After Penn Hall was split from Wilson in 1906, the two schools occasionally played each other in a variety of sports. This did not sit well with President Warfield and Elizabeth Gilreath, the Associate Director of Physical Education in 1933. “I have had it in mind to say for some time that it is not advisable for us to continue athletic relationships with Penn Hall. Their athletic policy is patterned after the highly commercialized, advertised and over-trained policies of men’s athletics, and such a policy is not to be tolerated in women’s athletics.”—Letter to President Warfield from Elizabeth Gilreath, Associate Director of Physical Education.
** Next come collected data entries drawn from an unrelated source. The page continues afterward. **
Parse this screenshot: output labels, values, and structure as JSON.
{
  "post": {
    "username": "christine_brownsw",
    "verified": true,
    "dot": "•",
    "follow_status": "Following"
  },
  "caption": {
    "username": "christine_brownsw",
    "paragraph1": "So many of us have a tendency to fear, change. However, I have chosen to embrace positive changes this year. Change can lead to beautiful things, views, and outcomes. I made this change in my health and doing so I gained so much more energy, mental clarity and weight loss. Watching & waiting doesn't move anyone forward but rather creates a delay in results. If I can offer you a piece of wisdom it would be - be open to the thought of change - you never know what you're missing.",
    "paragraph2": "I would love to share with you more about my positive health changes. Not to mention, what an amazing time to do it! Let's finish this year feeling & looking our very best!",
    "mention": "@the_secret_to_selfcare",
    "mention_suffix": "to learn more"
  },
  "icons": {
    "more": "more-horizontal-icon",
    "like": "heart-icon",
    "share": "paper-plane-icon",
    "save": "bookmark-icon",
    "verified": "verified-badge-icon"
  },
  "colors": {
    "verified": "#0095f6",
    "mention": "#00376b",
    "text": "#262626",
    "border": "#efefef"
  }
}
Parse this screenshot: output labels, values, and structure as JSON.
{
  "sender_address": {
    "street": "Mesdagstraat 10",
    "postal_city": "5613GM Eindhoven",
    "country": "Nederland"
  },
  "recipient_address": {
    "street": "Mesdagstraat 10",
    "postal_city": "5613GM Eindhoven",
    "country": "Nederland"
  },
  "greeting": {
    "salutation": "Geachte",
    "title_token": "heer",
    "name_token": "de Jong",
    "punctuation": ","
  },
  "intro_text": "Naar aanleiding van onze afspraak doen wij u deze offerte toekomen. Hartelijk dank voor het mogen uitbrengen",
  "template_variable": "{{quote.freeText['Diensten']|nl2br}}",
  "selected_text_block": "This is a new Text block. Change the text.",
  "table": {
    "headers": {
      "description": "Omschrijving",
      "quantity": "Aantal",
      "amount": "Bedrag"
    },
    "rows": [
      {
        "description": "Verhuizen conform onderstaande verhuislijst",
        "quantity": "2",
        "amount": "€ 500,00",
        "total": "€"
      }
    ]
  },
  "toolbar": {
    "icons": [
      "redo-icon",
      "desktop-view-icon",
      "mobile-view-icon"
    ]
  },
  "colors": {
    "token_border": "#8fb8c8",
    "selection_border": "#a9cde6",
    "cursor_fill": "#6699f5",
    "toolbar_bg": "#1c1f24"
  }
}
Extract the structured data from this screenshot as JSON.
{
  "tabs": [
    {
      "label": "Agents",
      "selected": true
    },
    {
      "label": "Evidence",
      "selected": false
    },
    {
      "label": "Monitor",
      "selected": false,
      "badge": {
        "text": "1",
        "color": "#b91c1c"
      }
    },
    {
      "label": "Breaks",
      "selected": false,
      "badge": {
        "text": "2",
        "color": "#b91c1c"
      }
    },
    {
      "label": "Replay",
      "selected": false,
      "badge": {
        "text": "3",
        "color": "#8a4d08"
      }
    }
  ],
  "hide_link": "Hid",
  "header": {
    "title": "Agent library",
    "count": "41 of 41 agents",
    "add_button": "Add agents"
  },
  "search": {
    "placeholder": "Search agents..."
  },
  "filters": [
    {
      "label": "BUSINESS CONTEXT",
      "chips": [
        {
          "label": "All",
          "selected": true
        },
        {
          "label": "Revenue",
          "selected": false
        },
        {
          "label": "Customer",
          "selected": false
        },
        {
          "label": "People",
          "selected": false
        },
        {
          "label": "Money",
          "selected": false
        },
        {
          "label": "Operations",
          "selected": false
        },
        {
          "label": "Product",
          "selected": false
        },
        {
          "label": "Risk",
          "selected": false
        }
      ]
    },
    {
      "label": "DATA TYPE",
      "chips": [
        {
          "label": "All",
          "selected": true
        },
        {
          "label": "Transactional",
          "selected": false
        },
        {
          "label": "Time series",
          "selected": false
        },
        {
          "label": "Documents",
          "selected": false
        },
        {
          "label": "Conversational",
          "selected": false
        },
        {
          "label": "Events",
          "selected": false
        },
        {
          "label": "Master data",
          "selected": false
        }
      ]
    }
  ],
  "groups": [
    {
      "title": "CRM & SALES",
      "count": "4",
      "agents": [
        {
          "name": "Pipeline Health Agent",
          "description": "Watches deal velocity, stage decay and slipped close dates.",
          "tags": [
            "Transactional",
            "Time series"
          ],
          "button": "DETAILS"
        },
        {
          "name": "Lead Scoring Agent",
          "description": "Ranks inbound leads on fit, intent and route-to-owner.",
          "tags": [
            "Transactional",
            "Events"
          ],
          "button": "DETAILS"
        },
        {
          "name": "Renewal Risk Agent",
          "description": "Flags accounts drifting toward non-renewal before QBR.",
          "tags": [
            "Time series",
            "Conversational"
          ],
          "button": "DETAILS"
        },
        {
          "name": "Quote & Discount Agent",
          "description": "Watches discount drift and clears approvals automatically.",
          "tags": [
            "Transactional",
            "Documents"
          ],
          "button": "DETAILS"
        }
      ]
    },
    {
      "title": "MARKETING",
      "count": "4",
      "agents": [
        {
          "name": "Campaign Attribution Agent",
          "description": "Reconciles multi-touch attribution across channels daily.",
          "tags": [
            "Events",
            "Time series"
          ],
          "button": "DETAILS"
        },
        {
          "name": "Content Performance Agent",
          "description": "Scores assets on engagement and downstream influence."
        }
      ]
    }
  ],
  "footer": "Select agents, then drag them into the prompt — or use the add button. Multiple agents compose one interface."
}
June 6, 1933 “I have found, and I have observed in other places, that as soon as the interest in sports become intercollegiate the interest in home games among students of a single institution rapidly decays and play becomes commercialized sport…I have often said that the greatest satisfaction that I have had at Wilson College was due to the complete absence of ungenerous rivalry…, the evil influence exerted by athletic coaches and the general spirit of playing to win at any cost.”—Letter to Miss Elizabeth Gilreath from President Warfield. Oct. 25, 1933
The Athletic Association at Wilson College wasorganized in 1902, with an honor roll created in 1922. In 1903, students were participating in tennis, boating, fencing and golf. There was also a Pedestrian Club with 82 members. The 1920s ushered in many new sports including swimming, riding, and soccer. Over the next several decades, many new sports as well as recreational activities were added including lacrosse, volleyball, archery, gymnastics and bowling.
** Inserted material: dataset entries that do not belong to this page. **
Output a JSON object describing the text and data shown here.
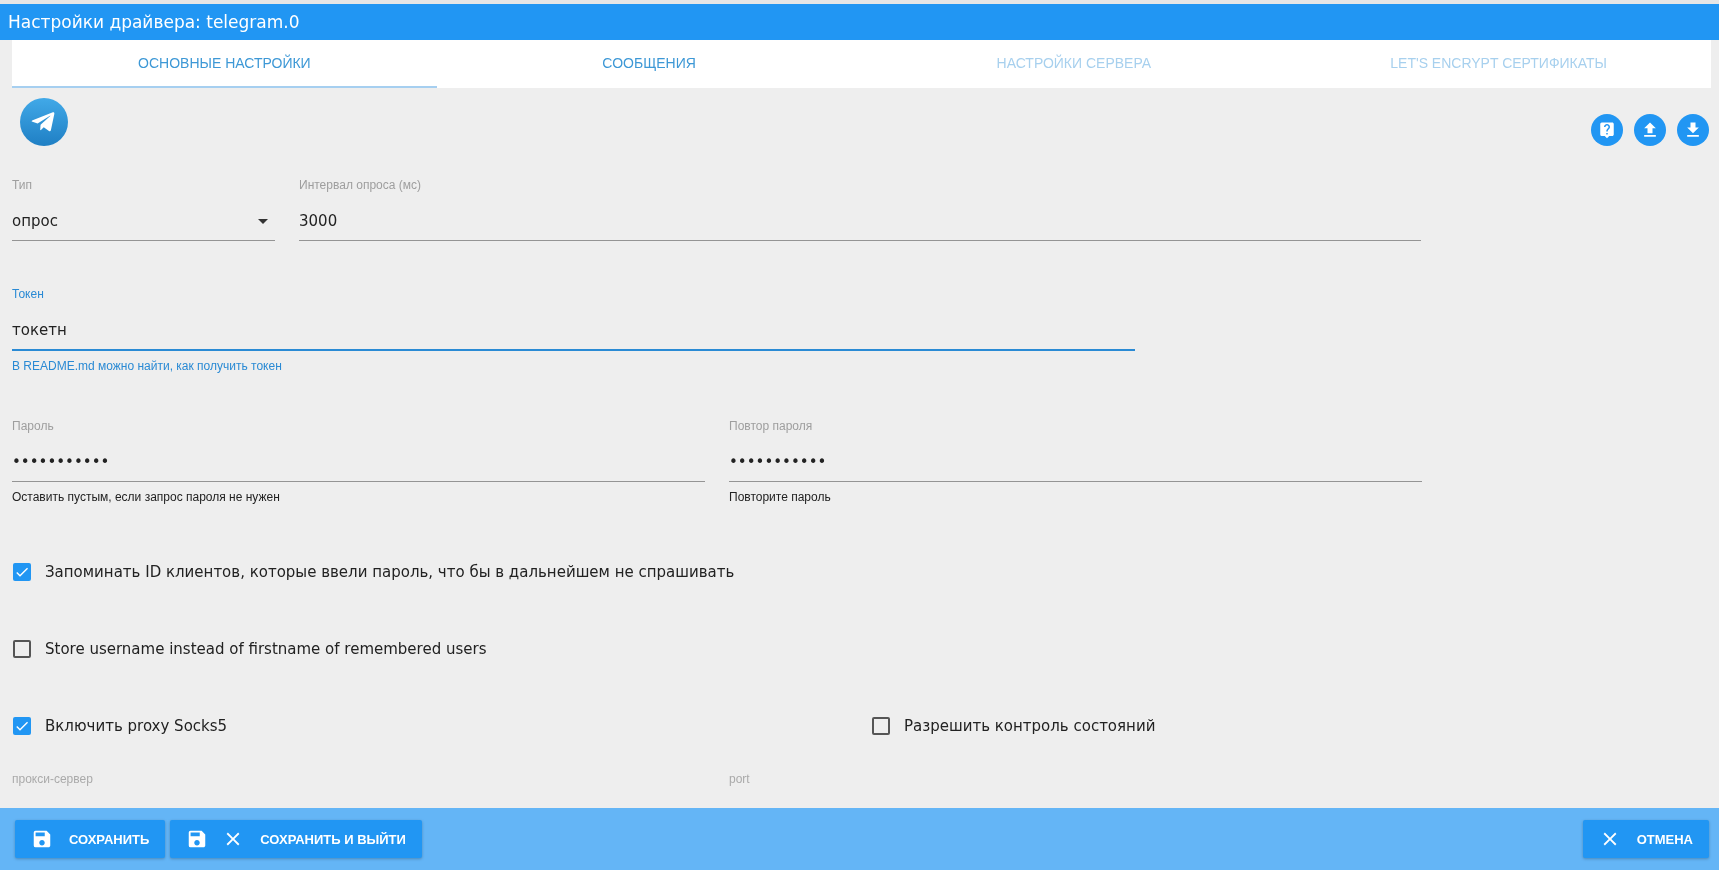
{
  "window": {
    "title": "Настройки драйвера: telegram.0"
  },
  "tabs": [
    {
      "label": "ОСНОВНЫЕ НАСТРОЙКИ",
      "selected": true,
      "disabled": false
    },
    {
      "label": "СООБЩЕНИЯ",
      "selected": false,
      "disabled": false
    },
    {
      "label": "НАСТРОЙКИ СЕРВЕРА",
      "selected": false,
      "disabled": true
    },
    {
      "label": "LET'S ENCRYPT СЕРТИФИКАТЫ",
      "selected": false,
      "disabled": true
    }
  ],
  "toolbar_icons": [
    {
      "kind": "help"
    },
    {
      "kind": "upload"
    },
    {
      "kind": "download"
    }
  ],
  "field_rows": [
    {
      "fields": [
        {
          "kind": "select",
          "label": "Тип",
          "value": "опрос",
          "focused": false
        },
        {
          "kind": "text",
          "label": "Интервал опроса (мс)",
          "value": "3000",
          "focused": false
        }
      ]
    },
    {
      "fields": [
        {
          "kind": "text",
          "label": "Токен",
          "value": "токетн",
          "focused": true,
          "helper": "В README.md можно найти, как получить токен"
        }
      ]
    },
    {
      "fields": [
        {
          "kind": "password",
          "label": "Пароль",
          "value": "•••••••••••",
          "focused": false,
          "helper": "Оставить пустым, если запрос пароля не нужен"
        },
        {
          "kind": "password",
          "label": "Повтор пароля",
          "value": "•••••••••••",
          "focused": false,
          "helper": "Повторите пароль"
        }
      ]
    }
  ],
  "checkbox_rows": [
    {
      "items": [
        {
          "label": "Запоминать ID клиентов, которые ввели пароль, что бы в дальнейшем не спрашивать",
          "checked": true
        }
      ]
    },
    {
      "items": [
        {
          "label": "Store username instead of firstname of remembered users",
          "checked": false
        }
      ]
    },
    {
      "items": [
        {
          "label": "Включить proxy Socks5",
          "checked": true
        },
        {
          "label": "Разрешить контроль состояний",
          "checked": false
        }
      ]
    }
  ],
  "proxy_fields": [
    {
      "label": "прокси-сервер"
    },
    {
      "label": "port"
    }
  ],
  "footer_buttons": [
    {
      "label": "СОХРАНИТЬ"
    },
    {
      "label": "СОХРАНИТЬ И ВЫЙТИ"
    },
    {
      "label": "ОТМЕНА"
    }
  ]
}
Wilson was a member of the Athletic Federation of College Women and hosted the Pennsylvania Division Conference in 1949. The organization’s platform included offering assistance in the promotion of a program of athletics for high school girls, promoting women instructors, and opposing the commercialization of women’s sports.
Lori Frey was instrumental in creating the Atlantic Women’s Colleges Conference in 1995. Prior to the creation of the conference, Wilson College competed independently. Wilson was granted full membership in the National Collegiate Athletic Conference (NCAC) in 1998 and in 2007 the college joined the North Eastern Athletic Conference (NEAC).